Prevention of overdose:

  • Strict adherence to recommended dosages.
  • Avoid taking aspirin concurrently with other NSAIDs or alcohol, which may increase its side effects.
  • Consult with your doctor before starting aspirin, especially in individuals with chronic conditions or taking multiple medications.

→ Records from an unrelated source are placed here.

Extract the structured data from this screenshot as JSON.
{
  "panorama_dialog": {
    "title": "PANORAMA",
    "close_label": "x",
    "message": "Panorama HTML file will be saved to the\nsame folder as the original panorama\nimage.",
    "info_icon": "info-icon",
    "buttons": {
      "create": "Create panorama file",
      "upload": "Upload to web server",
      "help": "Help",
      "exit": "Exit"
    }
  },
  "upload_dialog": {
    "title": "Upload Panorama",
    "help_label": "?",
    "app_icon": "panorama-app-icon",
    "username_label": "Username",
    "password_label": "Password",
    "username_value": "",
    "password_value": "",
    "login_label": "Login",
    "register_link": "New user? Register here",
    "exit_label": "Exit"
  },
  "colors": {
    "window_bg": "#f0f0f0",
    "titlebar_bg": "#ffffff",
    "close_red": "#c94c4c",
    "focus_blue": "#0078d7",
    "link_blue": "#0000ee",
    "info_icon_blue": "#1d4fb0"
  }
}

Interactions with other drugs

  1. Anticoagulants: Co-administration of aspirin with anticoagulants (e.g. Warfarin) increases the risk of bleeding due to synergistic enhancement of antithrombotic effects (Karsh, 1990).
  2. Nonsteroidal anti-inflammatory drugs (NSAIDs): NSAIDs such as ibuprofen or naproxen may reduce the cardioprotective effects of aspirin by competing for binding to cyclooxygenase-1 in platelets, potentially reducing its antiaggregant effect (Russo, Petrucci, & Rocca, 2016).
  3. ACE inhibitors: Aspirin may reduce the effectiveness of ACE inhibitors (e.g., enalapril) due to aspirin's inhibition of prostaglandin synthesis, which is necessary for the full vasodilatory action of ACE inhibitors (Spaulding et al., 1998).
  4. Diuretics: Co-administration of aspirin with diuretics may reduce their diuretic and antihypertensive effects, also due to interaction with prostaglandins (Karsh, 1990).
  5. Serotonin reabsorption inhibitors (SSRIs): Aspirin in combination with SSRIs may increase the risk of gastrointestinal bleeding due to synergism in their effects on platelets (Russo, Petrucci, & Rocca, 2016).
  6. Methotrexate: Aspirin may increase the toxicity of methotrexate by delaying its excretion through competition for tubule secretion in the kidneys (Hayes, 1981).

Attention!

To simplify the perception of information, this instruction for use of the drug " Aspirin" translated and presented in a special form on the basis of the official instructions for medical use of the drug. Before use read the annotation that came directly to medicines.

Description provided for informational purposes and is not a guide to self-healing. The need for this drug, the purpose of the treatment regimen, methods and dose of the drug is determined solely by the attending physician. Self-medication is dangerous for your health.